How many grams of copper is deposited from an aqueous solution of copper sulfate, (CuSO4(aq)), by passing one mole of electrons into a copper plating cell?
A. 254g
B. 127g
D. 42.3g
E. 31.8g
Answers did not post.
To determine the number of grams of copper deposited, we need to use the concept of Faraday's law of electrolysis.

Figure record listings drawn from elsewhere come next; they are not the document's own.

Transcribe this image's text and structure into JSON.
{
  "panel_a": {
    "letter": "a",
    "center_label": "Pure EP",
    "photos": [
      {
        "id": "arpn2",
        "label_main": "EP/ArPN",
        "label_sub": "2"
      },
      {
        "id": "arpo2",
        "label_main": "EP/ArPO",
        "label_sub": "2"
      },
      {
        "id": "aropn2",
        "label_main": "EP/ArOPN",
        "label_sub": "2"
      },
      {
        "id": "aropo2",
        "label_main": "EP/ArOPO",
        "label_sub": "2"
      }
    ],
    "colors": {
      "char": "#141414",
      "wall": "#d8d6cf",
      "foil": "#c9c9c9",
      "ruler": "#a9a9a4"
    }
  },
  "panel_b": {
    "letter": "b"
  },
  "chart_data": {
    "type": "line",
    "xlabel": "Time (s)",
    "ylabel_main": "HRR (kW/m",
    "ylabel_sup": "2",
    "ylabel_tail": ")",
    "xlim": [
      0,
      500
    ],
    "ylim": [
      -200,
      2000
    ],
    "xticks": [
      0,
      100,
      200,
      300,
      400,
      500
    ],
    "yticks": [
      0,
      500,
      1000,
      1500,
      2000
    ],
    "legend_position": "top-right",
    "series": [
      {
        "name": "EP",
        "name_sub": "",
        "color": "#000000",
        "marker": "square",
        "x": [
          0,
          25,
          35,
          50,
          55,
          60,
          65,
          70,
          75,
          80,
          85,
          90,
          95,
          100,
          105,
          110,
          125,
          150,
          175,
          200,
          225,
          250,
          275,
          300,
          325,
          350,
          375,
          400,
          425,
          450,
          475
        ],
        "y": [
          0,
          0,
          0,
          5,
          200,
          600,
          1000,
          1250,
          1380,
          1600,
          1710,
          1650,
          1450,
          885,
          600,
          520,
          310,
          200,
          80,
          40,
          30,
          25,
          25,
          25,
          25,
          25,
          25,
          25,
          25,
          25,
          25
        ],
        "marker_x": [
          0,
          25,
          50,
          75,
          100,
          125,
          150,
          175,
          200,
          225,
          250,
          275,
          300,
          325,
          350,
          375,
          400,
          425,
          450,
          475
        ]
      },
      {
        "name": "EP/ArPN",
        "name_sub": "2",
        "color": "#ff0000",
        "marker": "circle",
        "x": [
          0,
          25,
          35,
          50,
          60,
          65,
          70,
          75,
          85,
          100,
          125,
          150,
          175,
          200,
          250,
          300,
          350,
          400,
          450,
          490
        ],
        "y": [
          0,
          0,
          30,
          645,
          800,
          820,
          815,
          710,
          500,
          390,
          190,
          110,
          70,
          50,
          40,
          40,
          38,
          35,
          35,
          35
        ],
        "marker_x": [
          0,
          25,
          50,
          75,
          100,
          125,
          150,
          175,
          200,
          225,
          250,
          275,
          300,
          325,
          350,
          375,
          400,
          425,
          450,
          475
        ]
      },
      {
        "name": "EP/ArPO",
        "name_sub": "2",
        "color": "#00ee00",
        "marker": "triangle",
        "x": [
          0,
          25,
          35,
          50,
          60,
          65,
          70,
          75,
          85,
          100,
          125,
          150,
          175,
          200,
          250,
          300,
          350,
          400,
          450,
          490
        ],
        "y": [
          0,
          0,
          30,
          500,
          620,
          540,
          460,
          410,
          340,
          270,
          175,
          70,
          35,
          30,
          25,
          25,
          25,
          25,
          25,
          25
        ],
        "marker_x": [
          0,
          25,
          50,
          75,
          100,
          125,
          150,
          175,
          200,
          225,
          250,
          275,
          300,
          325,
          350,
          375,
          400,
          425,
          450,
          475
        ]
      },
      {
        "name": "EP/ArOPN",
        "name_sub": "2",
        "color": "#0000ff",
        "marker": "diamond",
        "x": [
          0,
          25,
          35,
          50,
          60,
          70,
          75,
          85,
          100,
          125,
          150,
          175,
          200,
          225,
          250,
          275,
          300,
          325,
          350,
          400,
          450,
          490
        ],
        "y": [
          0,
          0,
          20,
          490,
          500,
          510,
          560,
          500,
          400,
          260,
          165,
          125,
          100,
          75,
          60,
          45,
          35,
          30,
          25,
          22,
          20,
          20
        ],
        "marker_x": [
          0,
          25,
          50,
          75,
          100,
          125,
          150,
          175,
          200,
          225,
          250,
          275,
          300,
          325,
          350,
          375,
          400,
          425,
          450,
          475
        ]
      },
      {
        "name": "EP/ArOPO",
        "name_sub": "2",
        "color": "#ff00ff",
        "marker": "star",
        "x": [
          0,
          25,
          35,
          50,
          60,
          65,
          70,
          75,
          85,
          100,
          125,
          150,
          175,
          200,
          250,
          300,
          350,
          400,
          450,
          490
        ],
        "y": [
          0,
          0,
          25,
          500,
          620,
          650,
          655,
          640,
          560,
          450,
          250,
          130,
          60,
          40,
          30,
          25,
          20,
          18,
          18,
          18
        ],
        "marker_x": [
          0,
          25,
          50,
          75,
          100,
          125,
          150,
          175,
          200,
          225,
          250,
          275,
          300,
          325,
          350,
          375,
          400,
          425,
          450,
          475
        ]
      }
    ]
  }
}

According to this law, the mass of a substance deposited or liberated during electrolysis is proportional to the quantity of electricity (in moles of electrons) passed through the electrolytic cell.
The equation relating the moles of electrons passed (n), the Faraday constant (F), and the moles of substance (mol) deposited or liberated is given by:
mol = n/F
In this case, we are given that one mole of electrons is passed into the copper plating cell. The Faraday constant (F) is the charge of one mole of electrons and is equal to 96,485 Coulombs.
So, by plugging in these values into the equation, we can determine the moles of copper deposited:
mol = 1/96,485
Now, to find the mass of copper deposited, we need to use the molar mass of copper. The molar mass of copper is approximately 63.55 g/mol.
mass of copper = mol * molar mass of copper
mass of copper = (1/96,485) * 63.55
Simplifying this expression, we get:
mass of copper ≈ 0.000654 g
Rounding off to the appropriate number of significant figures, the answer is approximately 0.001 g.
Therefore, none of the options provided (A, B, D, or E) are correct.